With this acquisition, Thales will add circa $500 million of revenue and significantly expand its data and application security offering. The combination of Thales and Imperva’s operations will create a world-class global cybersecurity portfolio structured around 3 product areas: Identity (Thales), Data security (Thales and Imperva), and Application security (Imperva).
Thales and Imperva will combine their respective strengths. Increased capabilities are notably expected in protecting data at rest and in use, complementing Thales’ know-how in data in motion.
Imperva and Thales will also benefit from their strong complementarity and cultural fit in terms of clients and addressable markets. The combination is expected to yield significant commercial opportunities within the existing client base and revenue synergies in the years ahead.
Thales estimates that the combination will generate c.$110 million of pre-tax run-rate synergies, including $50 million of cost synergies and $60 million linked to revenue synergies.
In its growth context and subject to forthcoming social processes, Thales plans to regroup, as of January 1st, 2024, all its civil cyber activities (currently split between its Digital Identity & Security (DIS) and Defense & Security operating segments) within DIS. This will further strengthen DIS’ position as a go-to player for civil cybersecurity products and solutions and facilitate the capture of synergies within the full portfolio.
Following the acquisitions of Imperva and Tesserent, global cybersecurity products and services will represent 44% of Thales Digital Identity & Security segment sales in 2024, addressing a $36 Billion Total Addressable Market, representing a 60% increase compared to the previous situation.
This acquisition allows the Group to set new financial targets for DIS. Over the 2024-2027 period, DIS sales are now expected to grow annually by 6-7% on an organic basis to reach a level of sales between €5.4 to €5.5 billion in 2027. Its EBIT margin should reach 16.5% by the same horizon.

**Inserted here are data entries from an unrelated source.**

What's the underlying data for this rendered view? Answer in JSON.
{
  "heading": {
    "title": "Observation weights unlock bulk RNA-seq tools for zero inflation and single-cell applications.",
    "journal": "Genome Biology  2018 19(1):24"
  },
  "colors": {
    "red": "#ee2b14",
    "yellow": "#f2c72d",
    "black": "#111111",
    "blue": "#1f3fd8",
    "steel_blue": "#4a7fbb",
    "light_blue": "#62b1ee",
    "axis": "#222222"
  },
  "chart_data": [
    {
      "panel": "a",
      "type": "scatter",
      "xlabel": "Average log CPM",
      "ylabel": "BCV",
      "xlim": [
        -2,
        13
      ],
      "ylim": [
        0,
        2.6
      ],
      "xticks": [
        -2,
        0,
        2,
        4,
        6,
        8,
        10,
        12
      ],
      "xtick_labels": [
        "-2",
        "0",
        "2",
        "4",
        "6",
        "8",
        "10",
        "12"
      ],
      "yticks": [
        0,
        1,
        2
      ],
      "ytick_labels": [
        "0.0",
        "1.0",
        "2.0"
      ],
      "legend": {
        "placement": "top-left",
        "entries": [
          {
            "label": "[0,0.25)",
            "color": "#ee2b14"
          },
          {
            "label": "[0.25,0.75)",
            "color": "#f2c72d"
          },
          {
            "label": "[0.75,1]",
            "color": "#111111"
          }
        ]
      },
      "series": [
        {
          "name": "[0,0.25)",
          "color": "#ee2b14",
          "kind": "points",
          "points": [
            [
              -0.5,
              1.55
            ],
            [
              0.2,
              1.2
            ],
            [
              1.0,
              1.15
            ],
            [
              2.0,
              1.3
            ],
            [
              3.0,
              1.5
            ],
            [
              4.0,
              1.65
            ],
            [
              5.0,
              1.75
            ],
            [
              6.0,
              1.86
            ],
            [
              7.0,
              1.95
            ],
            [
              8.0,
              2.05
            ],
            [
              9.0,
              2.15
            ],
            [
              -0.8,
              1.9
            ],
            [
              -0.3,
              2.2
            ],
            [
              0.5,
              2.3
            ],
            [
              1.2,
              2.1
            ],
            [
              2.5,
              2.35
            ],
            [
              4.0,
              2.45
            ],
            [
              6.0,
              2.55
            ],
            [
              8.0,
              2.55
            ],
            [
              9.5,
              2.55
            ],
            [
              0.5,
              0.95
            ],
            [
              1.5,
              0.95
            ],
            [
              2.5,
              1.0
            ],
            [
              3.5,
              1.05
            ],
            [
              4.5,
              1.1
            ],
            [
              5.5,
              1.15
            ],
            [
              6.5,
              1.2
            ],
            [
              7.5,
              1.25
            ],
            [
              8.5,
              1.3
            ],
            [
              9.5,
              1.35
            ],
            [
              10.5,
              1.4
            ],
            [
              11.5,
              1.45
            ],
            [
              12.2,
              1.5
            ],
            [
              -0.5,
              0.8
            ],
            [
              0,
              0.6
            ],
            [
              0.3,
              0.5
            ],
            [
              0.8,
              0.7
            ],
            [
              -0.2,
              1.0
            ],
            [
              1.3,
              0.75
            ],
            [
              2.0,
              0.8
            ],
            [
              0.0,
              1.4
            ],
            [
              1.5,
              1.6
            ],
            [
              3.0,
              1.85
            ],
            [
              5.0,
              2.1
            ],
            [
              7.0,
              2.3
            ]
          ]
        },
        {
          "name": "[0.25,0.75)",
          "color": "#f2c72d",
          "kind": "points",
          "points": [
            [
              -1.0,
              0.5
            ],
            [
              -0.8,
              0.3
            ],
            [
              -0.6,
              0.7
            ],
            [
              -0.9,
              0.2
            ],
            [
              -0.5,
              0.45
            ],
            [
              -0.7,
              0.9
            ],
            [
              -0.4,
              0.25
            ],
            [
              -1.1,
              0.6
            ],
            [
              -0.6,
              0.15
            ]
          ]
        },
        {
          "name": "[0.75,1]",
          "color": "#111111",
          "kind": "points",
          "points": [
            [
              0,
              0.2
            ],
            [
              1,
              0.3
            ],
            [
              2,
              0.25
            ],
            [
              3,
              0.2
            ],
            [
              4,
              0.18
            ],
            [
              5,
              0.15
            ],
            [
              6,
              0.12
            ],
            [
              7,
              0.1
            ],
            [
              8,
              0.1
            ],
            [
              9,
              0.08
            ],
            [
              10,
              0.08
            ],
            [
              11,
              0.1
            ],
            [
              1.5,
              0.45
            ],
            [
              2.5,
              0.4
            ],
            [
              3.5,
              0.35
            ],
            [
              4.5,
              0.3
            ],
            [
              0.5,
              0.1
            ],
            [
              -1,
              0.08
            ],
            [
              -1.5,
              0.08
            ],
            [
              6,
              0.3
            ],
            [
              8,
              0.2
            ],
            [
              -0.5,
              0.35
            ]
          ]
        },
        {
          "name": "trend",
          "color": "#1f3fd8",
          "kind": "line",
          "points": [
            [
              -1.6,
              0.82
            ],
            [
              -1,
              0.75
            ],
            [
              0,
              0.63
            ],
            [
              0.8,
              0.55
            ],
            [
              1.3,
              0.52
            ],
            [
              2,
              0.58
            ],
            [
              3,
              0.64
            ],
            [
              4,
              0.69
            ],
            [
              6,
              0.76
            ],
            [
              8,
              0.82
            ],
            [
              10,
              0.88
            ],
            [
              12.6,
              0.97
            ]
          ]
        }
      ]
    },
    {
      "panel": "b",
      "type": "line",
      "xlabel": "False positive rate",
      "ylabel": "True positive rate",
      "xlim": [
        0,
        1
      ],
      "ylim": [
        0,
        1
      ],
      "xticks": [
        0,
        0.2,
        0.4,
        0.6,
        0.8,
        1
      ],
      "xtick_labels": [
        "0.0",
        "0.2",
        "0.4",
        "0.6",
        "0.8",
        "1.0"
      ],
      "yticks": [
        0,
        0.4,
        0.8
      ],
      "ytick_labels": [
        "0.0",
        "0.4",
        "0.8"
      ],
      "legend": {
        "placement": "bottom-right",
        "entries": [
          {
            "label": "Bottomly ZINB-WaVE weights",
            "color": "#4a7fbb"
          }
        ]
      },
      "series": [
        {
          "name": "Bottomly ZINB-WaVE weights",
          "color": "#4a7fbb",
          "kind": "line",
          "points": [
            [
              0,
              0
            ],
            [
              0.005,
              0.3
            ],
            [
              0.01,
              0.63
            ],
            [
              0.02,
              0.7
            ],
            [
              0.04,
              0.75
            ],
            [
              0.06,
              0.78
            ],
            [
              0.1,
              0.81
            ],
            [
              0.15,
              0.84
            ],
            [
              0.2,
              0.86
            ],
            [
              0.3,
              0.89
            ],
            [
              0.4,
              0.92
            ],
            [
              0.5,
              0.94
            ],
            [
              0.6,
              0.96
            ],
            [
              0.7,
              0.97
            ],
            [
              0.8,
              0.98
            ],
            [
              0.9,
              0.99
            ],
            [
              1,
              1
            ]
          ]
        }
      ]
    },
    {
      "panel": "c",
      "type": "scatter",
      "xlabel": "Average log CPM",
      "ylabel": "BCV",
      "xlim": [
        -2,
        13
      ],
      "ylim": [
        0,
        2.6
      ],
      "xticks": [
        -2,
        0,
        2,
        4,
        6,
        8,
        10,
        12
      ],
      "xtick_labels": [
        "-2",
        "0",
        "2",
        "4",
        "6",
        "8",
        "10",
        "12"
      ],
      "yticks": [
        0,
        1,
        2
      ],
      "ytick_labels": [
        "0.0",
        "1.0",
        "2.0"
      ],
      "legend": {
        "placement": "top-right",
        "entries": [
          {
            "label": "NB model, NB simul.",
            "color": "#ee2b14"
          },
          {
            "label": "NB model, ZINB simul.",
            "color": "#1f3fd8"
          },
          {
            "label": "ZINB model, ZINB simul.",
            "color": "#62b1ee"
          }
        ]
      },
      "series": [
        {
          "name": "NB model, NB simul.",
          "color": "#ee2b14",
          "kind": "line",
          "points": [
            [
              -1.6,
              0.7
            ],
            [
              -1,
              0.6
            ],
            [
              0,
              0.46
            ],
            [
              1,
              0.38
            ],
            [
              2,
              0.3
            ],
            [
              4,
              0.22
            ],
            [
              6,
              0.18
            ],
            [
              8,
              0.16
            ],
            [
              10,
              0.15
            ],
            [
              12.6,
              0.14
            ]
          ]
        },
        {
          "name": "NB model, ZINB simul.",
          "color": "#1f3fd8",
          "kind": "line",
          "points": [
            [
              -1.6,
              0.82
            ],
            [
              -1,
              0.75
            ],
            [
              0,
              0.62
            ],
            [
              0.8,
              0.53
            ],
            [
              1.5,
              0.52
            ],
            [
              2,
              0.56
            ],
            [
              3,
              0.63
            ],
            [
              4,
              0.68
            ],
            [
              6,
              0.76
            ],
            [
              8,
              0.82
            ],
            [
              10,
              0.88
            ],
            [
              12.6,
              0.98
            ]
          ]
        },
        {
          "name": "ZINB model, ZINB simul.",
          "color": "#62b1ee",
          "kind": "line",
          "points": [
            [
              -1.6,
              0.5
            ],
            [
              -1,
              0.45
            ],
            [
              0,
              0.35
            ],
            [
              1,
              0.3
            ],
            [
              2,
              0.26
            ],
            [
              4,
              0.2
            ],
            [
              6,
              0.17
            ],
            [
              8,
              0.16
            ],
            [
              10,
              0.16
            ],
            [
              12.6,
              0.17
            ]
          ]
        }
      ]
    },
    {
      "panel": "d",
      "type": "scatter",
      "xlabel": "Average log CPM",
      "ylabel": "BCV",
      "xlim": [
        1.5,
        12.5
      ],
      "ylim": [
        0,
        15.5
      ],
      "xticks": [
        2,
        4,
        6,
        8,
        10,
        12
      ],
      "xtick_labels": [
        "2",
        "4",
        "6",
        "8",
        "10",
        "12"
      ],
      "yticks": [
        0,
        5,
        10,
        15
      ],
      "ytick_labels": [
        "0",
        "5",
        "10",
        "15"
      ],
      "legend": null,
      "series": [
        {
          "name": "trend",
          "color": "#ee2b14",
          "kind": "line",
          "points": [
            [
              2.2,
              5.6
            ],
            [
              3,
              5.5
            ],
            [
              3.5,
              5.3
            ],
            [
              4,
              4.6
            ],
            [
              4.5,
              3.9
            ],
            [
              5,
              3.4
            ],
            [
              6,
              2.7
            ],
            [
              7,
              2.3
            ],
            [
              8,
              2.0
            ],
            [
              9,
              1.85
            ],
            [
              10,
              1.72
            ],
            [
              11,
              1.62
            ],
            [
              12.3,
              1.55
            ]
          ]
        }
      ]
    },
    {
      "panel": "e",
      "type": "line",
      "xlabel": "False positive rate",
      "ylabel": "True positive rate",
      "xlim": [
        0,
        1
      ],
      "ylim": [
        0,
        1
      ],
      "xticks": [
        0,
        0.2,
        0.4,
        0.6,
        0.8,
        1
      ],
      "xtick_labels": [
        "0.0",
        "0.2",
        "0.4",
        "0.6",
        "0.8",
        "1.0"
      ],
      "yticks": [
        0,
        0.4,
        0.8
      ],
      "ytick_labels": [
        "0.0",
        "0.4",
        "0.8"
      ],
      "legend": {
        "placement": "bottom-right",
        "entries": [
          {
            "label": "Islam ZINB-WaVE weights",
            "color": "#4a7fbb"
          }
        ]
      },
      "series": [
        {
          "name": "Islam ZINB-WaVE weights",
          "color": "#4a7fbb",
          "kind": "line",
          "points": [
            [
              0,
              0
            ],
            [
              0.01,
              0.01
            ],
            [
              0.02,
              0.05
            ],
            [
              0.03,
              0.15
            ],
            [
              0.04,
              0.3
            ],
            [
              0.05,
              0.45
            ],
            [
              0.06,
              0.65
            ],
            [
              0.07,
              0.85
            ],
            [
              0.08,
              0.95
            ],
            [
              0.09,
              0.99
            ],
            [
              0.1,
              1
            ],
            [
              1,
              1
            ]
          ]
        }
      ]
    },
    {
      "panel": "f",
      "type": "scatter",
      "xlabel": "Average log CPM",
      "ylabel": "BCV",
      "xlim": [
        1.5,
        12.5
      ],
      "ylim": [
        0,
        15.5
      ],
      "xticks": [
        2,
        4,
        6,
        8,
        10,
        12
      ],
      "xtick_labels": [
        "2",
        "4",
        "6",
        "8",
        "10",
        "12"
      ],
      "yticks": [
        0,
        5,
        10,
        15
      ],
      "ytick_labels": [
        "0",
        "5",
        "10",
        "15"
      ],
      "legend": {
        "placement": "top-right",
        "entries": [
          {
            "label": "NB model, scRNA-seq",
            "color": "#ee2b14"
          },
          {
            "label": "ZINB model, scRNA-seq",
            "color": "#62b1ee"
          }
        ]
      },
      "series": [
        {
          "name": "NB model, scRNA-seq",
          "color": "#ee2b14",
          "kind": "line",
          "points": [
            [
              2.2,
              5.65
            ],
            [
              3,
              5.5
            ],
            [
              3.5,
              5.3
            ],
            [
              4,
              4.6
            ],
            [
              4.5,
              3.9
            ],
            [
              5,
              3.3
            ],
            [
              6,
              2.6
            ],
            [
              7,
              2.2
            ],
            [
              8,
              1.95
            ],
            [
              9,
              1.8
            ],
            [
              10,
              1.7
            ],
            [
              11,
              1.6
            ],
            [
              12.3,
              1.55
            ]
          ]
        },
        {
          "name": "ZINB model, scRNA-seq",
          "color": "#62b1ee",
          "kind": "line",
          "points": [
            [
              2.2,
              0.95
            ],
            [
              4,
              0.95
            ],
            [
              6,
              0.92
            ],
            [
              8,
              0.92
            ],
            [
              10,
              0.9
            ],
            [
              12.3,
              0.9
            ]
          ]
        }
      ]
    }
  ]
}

Given Imperva’s very attractive business model, the transaction will be immediately accretive to Thales’ growth and margin profile. The acquisition price represents a 6.1x 2024 EV / revenue multiple, in line with precedent transactions and trading multiples of cybersecurity peers with similar profitable financial profiles. It corresponds to an implied 17x 2024 EBIT multiple post-run-rate synergies and a 13x 2027 EBIT multiple post-run-rate synergies.
Following the transaction, Thales expects to maintain its solid investment grade profile, with a pro forma 2024 leverage ratio of ~0.7x, in line with the Group’s disciplined capital deployment strategy. Thales confirms its attractive capital allocation policy with a target dividend pay-out ratio of 40%, in line with previous years, and the continuation of its ongoing share buy-back program.
The transaction’s closing is expected by the beginning of 2024, subject to the completion of customary antitrust and regulatory approvals.